Est-ce pour renforcer la dimension numérique de ces propositions ? Marc Prensky, l’auteur américain de la formule « digitale natives », est l’invité de l’APEL dans cette présentation et lors du congrès national. C’est une autre dimension de l’enquête qu’il souligne. Interrogés sur ce qui est important pour que leur enfant réussisse sa vie, les parents mettent en premier « l’apprentissage de la vie en société » et en dernier « la créativité » et la « capacité à travailler en collaboration ». Pour Marc Prensky, les parents ont tout faux. Ce sont précisément ces deux dernières qualités qui peuvent faire réussir un enfant. Le congrès de l’Apel sera animé…

A sa façon, le sondage publié par l’APEL éclaire d’autres enquêtes qui établissent les relations difficiles entre l’Ecole et les parents. En 2013, deux enquêtes réalisées par Georges Fotinos ont mis en évidence des tensions qui pourraient s’expliquer par les attentes des parents. La première enquête a touché 3 300 directeurs d’école grâce au relais des trois syndicats du primaire. 1 885 personnels de direction ont participé à la seconde par l’intermédiaire du Snpden, syndicat ultra majoritaire des chefs d’établissement.
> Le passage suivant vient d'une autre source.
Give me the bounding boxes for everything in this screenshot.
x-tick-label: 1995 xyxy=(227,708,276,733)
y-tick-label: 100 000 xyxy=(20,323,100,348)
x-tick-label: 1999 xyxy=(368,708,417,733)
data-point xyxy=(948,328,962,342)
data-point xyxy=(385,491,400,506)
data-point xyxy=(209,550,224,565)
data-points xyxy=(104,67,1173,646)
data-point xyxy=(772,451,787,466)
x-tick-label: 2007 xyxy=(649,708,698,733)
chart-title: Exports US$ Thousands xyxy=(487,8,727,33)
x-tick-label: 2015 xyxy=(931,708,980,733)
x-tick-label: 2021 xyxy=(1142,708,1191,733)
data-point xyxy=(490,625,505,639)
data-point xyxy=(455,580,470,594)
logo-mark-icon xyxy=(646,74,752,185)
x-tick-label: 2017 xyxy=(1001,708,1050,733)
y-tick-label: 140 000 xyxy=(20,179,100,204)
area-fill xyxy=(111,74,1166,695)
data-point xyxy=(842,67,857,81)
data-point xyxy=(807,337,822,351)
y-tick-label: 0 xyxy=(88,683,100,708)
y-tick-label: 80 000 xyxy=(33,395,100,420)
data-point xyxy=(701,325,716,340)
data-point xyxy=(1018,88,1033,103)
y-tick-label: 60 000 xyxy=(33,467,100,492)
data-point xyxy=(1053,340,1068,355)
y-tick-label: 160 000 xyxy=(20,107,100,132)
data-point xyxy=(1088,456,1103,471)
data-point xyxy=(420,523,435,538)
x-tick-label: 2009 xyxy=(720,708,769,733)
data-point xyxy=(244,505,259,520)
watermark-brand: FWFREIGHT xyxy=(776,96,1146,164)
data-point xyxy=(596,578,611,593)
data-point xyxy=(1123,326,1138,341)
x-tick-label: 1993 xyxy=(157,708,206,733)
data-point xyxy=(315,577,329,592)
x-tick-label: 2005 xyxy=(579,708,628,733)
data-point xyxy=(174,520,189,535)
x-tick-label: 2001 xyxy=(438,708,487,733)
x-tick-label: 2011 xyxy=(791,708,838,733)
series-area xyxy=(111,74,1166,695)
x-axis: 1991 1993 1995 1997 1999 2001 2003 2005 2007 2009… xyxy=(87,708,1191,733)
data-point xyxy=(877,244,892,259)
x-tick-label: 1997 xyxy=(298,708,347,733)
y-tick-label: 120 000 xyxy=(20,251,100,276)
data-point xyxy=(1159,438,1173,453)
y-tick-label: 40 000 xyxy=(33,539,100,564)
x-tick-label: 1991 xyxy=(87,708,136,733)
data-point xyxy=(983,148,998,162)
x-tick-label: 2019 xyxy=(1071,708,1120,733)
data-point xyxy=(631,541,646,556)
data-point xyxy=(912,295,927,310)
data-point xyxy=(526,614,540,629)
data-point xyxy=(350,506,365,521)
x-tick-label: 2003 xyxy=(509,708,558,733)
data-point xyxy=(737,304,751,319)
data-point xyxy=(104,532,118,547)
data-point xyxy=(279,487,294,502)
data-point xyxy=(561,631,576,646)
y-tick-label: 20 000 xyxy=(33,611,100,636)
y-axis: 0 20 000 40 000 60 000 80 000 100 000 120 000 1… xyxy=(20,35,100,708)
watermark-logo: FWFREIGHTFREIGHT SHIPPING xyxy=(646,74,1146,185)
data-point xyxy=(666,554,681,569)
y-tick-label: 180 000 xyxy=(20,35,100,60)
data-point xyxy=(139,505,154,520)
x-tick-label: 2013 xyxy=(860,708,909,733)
Les deux enquêtes révèlent une violence symbolique, ou pas, importante entre les responsables des établissements scolaires et les parents d’élèves. Ainsi 32% des personnels de direction et 23% des directeurs d’école ont été insultés en 2013 par des parents. 46% des chefs d’établissement et 40% des directeurs se disent harcelés par des parents, respectivement 36% et 27% ont reçu des menaces. Au total 73% des personnels de direction et 56% des directeurs ont eu des différents avec des parents. Mais la violence, symbolique, est aussi dans l’autre sens : 65% des chefs d’établissement du secondaire et 40% des directeurs d’école nient toute représentativité aux élus des parents d’élèves. L’APEL a sans doute raison d’essayer de construire la confiance. Le public pourrait y réfléchir.